Chapitre 3

La réadaptation

Deux semaines après l’attaque, Smadar Brandes se présente à son premier rendez-vous d’ergothérapie à l’Hôpital général de Montréal à la fois motivée et inquiète.

Sa main gauche la fait terriblement souffrir. Elle éprouve des sensations de brûlure si vives qu’elle se sent incapable de s’en servir pour faire quoi que ce soit.

La jeune femme garde son bras gauche le long de son corps, inerte. Elle n’arrive même pas à tenir une cuillère.

« Personne ne pouvait me toucher », se souvient Mme Brandes.

Lorsque l’ergothérapeute Ann Arsenault Taylor lui prend tout doucement la main gauche ce jour-là, la jeune femme se dit : « Elle est folle. »

Forte de ses 30 ans d’expérience, l’ergothérapeute spécialisée dans la réadaptation des mains sait ce qu’elle fait. Elle lui fait comprendre qu’en cessant d’utiliser sa main, elle fait en sorte que ses muscles s’atrophient et risque la paralysie.

« Les nerfs doivent être stimulés. Si on les surprotège, ils deviennent plus sensibles et la douleur augmente », explique Mme Taylor.

L’important, c’est justement d’être patient et de stimuler les nerfs graduellement. « Si on va trop vite, la thérapie peut empirer la situation », ajoute l’ergothérapeute qui a récemment pris sa retraite.

Au bout de quatre mois de thérapie, lorsque la douleur a suffisamment diminué, Mme Taylor encourage sa patiente à reprendre la pratique du violoncelle.

La jeune femme se montre d’abord réfractaire. Elle ne voulait pas affronter la possibilité qu’elle ne puisse plus jouer au même niveau qu’avant, croit Mme Taylor.

Mais l’ergothérapeute insiste : « Je me suis toujours donné comme objectif de permettre aux patients de recommencer à faire ce qu’ils aiment le plus dans la vie. »

Une idée de génie

Mme Brandes n’a pas la force de tenir son violoncelle. Un jour, la jeune femme a une idée de génie : jouer avec un demi-violoncelle, de la taille de celui qu’elle possédait lorsqu’elle avait 9 ans.

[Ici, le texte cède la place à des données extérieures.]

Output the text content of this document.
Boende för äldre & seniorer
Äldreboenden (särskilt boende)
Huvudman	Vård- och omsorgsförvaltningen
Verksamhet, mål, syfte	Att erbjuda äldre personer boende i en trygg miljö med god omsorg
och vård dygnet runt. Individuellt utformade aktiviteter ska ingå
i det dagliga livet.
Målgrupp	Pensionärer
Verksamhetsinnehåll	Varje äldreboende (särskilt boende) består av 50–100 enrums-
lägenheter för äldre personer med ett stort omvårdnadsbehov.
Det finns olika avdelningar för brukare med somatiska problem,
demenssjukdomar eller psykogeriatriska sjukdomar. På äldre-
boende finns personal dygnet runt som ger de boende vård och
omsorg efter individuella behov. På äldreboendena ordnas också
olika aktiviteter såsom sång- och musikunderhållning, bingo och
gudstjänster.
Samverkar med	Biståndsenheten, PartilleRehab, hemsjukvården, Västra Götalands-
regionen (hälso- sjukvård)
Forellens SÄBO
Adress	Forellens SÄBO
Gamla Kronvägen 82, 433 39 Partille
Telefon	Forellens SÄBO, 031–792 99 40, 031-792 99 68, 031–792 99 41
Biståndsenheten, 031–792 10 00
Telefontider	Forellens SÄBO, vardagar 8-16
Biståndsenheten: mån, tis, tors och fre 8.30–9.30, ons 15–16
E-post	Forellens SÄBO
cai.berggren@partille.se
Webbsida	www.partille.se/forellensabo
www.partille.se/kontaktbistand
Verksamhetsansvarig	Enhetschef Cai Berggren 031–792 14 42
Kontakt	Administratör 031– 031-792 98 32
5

L’ergothérapeute lui demande de venir à l’hôpital avec son instrument. Elle la regarde jouer pour comprendre la force et les mouvements nécessaires.

« Quand elle s’est mise à jouer, tous les autres patients et les thérapeutes ont arrêté ce qu’ils étaient en train de faire pour l’écouter, se souvient Mme Taylor. Tout le monde était impressionné. Je crois que ça lui a donné confiance. »

L’ergothérapeute lui fabrique ensuite une orthèse afin de lui permettre d’écarter suffisamment les doigts pour atteindre les cordes.

Au fil des mois, les deux femmes développent une relation thérapeutique très spéciale.

« Smadar a travaillé tellement fort qu’elle a regagné le maximum des fonctions qu’elle pouvait regagner. »

— Ann Arsenault Taylor

« C’est vraiment grâce à Mme Taylor si je joue du violoncelle à nouveau », répond la jeune femme, reconnaissante.

Peu de temps après l’attaque, le beau-père de Mme Brandes lui avait lancé : « Quand tu vas recommencer à jouer, on va faire un concert pour remercier ceux qui t’ont sauvé la vie. »

« Pourquoi pas ? », lui avait répondu la jeune femme, sans grande conviction.

Après quelques mois et de nombreuses séances de réadaptation avec Mme Taylor, la violoncelliste se met à y croire.